Oracle Cerner moved to put at least 4.1 million square feet of its Kansas City-area office and support space on the market in the past 22 months.
That’s more than either the entire Northland or Country Club Plaza office submarkets — and nearly as much space as Downtown’s six largest office towers combined.
The timing carries as much significance as the amount of vacant space hitting the market. It comes as hybrid work environments force companies of all sizes, in and beyond the metro area, to rethink space needs.
The area’s largest office deal this year, Blue Cross and Blue Shield of Kansas City’s lease assumption at 1400KC, clocks in at 260,000 square feet.
Indeed, the 28 largest office lease transactions since 2021, as tracked by Cushman & Wakefield’s local office, total only 1.44 million square feet — a little more than a third of what Oracle Cerner is putting on the market.

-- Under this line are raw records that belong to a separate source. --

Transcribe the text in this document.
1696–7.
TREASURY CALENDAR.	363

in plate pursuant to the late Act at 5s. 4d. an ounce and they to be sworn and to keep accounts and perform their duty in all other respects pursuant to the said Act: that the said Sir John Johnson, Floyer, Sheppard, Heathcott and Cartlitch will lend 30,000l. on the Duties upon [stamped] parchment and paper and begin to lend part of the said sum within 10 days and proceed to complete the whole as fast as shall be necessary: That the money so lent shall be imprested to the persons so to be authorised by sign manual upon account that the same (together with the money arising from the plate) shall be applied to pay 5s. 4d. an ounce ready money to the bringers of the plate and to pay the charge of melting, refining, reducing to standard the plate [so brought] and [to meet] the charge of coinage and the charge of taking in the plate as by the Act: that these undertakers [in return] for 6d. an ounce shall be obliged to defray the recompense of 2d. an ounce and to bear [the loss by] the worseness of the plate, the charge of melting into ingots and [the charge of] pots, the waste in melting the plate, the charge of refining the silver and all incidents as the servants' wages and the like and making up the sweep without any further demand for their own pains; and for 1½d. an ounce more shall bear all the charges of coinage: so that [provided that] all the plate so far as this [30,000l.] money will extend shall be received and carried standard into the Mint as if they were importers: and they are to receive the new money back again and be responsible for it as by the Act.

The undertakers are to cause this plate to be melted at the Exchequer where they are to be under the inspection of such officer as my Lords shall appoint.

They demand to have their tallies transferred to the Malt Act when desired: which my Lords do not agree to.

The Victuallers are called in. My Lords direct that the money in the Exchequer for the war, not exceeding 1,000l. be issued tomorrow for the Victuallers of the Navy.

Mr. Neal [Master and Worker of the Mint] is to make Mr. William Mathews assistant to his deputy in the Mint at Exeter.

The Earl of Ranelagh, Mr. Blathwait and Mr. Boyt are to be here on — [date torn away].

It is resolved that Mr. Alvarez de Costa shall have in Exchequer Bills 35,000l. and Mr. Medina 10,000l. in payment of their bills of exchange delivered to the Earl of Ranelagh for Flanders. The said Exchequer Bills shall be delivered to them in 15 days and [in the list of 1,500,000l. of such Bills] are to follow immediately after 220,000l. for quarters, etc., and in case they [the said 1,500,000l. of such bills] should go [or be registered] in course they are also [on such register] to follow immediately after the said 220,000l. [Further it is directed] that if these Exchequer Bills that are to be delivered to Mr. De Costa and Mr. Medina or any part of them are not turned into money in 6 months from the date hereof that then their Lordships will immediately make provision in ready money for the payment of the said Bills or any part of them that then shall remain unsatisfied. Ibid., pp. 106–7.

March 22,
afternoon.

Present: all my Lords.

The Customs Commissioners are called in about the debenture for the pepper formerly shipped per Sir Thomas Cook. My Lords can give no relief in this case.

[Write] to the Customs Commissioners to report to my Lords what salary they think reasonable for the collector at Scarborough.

The available space could present immense opportunities, in the right hands. But backfilling or redeveloping it also will create clear challenges.
“You need a big enough company to want to have a campus, and then, if you find that group, they’ve got to want to have a campus where those (Cerner) buildings are,” said Ken Block, managing principal of Block Real Estate Services LLC. “Which one do you take? Do you take that one (in North Kansas City), or do you take the campus out there near the speedway?”